Join us on International Women’s Day!

3 Mar

Thursday 8th March 2012. A day to celebrate the achievements and general awesomeness of fearless feminist women, and to send up a rallying call for all the work that still needs to be done in pursuit of equality.

Speaking of rallying…there will be an IWD rally leaving the Art College Belfast at 11:00 and marching through the City Centre to the City Hall where speeches will take place at 12:00pm. I’m really humbled to have been asked to give a speech on the theme of the future of women’s rights and it’s fair to say I’m more than slightly bricking it. PLEASE come along under the Belfast Feminist Network banner and cheer loudly so that I don’t completely lose it and run away 🙂

THEN you are invited to come along to our most public event to date as we host one of our Feminist Forum panel discussion in the Ulster Hall, Group Space (upstairs) at 5pm. It would be fantastic to have lots of you there representing the Network and showing a real interest in hearing the stories of the courageous women we’ve been so lucky to get for this panel. Details are below. Whatever events you manage to fit in on IWD, have a great one! You can get the full programme of events for Belfast here courtesy of WRDA.

Kellie T

IWD Rush Hour Panel Discussion ‘Local Women: Global Perspectives’

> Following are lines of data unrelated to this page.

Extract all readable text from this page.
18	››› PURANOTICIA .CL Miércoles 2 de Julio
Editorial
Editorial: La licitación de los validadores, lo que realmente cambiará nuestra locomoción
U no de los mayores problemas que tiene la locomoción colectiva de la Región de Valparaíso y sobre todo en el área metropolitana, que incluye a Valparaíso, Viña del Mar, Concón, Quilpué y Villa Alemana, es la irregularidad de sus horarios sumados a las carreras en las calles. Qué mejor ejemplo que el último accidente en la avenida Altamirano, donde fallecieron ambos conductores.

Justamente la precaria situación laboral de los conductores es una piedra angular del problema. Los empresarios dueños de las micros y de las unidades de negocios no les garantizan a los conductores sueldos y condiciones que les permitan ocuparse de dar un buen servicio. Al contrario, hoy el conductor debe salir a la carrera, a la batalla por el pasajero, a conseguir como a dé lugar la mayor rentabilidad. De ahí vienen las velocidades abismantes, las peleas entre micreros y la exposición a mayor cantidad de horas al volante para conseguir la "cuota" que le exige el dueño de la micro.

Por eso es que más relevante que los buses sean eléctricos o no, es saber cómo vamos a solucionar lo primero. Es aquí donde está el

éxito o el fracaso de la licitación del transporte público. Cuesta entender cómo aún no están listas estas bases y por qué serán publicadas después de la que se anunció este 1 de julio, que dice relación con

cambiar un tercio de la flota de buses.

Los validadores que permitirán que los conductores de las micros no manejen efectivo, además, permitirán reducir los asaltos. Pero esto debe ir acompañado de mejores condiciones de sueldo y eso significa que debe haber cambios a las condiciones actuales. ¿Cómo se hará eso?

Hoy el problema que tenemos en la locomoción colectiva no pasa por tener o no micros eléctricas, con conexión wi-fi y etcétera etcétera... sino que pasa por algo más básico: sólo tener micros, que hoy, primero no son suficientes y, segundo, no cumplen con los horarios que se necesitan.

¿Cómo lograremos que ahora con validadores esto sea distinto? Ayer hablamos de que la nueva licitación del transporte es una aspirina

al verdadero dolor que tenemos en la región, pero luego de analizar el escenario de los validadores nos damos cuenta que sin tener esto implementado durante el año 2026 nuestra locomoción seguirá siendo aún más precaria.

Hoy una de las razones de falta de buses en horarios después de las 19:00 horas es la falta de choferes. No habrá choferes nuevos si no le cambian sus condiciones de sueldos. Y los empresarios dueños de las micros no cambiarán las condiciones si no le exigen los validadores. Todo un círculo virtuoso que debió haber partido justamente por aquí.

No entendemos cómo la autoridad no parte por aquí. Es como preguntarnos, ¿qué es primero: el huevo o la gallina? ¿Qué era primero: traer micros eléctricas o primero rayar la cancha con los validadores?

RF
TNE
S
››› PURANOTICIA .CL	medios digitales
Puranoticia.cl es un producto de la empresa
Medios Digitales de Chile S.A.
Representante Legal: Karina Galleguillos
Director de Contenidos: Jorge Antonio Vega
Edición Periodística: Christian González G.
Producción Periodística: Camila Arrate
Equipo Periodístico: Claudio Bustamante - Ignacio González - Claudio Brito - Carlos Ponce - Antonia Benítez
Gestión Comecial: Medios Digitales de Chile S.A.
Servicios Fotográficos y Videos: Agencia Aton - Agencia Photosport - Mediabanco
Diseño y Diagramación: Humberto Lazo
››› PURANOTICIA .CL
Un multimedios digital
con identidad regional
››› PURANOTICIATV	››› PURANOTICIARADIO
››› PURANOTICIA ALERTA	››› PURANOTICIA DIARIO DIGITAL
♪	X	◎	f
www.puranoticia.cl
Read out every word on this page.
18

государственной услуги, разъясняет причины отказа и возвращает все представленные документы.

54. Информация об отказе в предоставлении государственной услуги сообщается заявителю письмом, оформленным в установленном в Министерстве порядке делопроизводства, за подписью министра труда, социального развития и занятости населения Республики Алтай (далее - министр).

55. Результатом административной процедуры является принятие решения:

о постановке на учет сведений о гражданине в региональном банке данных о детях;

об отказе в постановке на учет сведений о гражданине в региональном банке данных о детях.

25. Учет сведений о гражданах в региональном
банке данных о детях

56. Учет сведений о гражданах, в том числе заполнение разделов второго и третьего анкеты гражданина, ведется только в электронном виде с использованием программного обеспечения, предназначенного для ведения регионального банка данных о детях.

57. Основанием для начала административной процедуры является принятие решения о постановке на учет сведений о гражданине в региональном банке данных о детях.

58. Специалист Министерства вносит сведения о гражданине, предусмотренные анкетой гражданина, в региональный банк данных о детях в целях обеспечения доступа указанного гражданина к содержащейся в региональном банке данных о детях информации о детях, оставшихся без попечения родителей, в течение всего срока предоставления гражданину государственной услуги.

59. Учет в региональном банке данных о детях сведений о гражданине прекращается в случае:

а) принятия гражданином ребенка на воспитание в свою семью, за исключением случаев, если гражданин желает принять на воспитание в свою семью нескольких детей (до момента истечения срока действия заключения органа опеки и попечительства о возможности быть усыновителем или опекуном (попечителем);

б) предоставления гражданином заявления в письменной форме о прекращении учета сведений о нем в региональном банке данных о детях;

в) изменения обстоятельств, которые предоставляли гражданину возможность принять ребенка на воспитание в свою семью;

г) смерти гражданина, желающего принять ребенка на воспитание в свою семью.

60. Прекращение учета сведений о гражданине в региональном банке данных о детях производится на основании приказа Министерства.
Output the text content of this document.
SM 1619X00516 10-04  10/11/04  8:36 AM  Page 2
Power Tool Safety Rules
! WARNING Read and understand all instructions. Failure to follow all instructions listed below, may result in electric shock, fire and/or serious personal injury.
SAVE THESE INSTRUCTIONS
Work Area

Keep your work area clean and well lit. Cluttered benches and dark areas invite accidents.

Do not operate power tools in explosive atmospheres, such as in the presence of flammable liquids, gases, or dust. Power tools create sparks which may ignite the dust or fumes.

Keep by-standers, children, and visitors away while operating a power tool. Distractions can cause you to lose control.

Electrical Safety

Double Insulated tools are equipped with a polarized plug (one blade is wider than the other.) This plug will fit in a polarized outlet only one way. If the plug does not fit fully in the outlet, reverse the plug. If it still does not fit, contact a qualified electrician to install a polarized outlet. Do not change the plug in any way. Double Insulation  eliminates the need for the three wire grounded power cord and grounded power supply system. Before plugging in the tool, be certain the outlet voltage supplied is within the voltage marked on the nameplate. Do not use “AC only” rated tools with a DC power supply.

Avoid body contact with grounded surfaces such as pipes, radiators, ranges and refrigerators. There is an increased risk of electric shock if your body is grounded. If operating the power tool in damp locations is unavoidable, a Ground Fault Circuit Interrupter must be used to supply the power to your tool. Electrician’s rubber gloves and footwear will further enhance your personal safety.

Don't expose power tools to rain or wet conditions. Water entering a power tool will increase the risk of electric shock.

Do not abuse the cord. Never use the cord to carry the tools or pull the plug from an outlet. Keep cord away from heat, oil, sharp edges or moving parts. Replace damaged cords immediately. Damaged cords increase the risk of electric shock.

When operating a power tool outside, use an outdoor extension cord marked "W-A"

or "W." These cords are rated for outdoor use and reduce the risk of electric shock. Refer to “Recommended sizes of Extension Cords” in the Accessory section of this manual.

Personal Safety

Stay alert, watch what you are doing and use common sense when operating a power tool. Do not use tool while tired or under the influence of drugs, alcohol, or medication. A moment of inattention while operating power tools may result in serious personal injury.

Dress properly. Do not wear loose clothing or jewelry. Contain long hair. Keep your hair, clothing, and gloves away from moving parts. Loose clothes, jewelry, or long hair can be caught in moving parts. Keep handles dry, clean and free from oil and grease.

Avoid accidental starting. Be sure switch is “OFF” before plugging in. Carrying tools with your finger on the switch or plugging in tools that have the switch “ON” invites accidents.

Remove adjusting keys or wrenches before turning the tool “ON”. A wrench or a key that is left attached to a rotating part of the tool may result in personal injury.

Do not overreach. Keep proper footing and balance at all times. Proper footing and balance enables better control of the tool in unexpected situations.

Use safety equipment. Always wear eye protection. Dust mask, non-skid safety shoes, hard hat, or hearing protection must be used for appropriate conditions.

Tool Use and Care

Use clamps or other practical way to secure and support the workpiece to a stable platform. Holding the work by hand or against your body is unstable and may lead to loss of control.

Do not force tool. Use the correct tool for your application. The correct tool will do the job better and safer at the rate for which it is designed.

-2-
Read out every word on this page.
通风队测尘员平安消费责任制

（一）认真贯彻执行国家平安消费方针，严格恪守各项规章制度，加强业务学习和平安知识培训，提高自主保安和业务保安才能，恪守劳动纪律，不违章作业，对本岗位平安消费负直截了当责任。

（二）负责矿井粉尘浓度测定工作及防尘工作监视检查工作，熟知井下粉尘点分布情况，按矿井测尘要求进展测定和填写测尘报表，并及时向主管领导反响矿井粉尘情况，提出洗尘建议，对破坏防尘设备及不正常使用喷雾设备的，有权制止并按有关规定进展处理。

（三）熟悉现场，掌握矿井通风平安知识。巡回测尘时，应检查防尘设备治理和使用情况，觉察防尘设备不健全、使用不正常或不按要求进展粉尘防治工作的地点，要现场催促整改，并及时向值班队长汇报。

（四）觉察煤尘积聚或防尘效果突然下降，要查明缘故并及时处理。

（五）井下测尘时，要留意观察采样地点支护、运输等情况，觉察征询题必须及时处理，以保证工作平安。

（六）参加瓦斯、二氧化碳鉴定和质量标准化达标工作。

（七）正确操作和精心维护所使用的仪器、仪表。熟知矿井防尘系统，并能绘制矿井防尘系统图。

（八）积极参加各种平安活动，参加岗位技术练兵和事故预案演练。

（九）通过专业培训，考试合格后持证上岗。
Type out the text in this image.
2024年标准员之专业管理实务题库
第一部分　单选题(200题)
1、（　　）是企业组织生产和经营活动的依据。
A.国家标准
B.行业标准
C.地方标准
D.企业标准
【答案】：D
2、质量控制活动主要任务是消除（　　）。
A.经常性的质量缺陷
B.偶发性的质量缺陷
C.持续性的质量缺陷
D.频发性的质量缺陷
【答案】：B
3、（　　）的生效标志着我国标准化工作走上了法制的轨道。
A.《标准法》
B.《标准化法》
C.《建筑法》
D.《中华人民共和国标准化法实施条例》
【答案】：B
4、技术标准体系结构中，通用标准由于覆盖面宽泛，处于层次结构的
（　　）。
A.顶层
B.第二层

Ulster Hall, Belfast 5-6pm

On International Women’s Day we would like to invite you to delve into the experiences of the international women living and working in our own city. If women’s voices are marginalised in the ongoing conversation about what Belfast is and has the potential to be, then the women who have come here from other parts of the world are even less visible. Belfast Feminist Network have invited a panel of such women to share their stories so that we can celebrate their contributions, be challenged by the struggles life here can present, and learn a little about the issues women face in their own home nations.

Chair: Louise Higgins (BFN, NICEM)
Panel:
Assia El-Zaruk (Libya)
Mimi Unamoyo (DRC)
Rosa Wu (Taiwan, ROC)
Barbara Gabriella Renzi (Italy) – introducing her new documentary “Belfast: You Never Know!”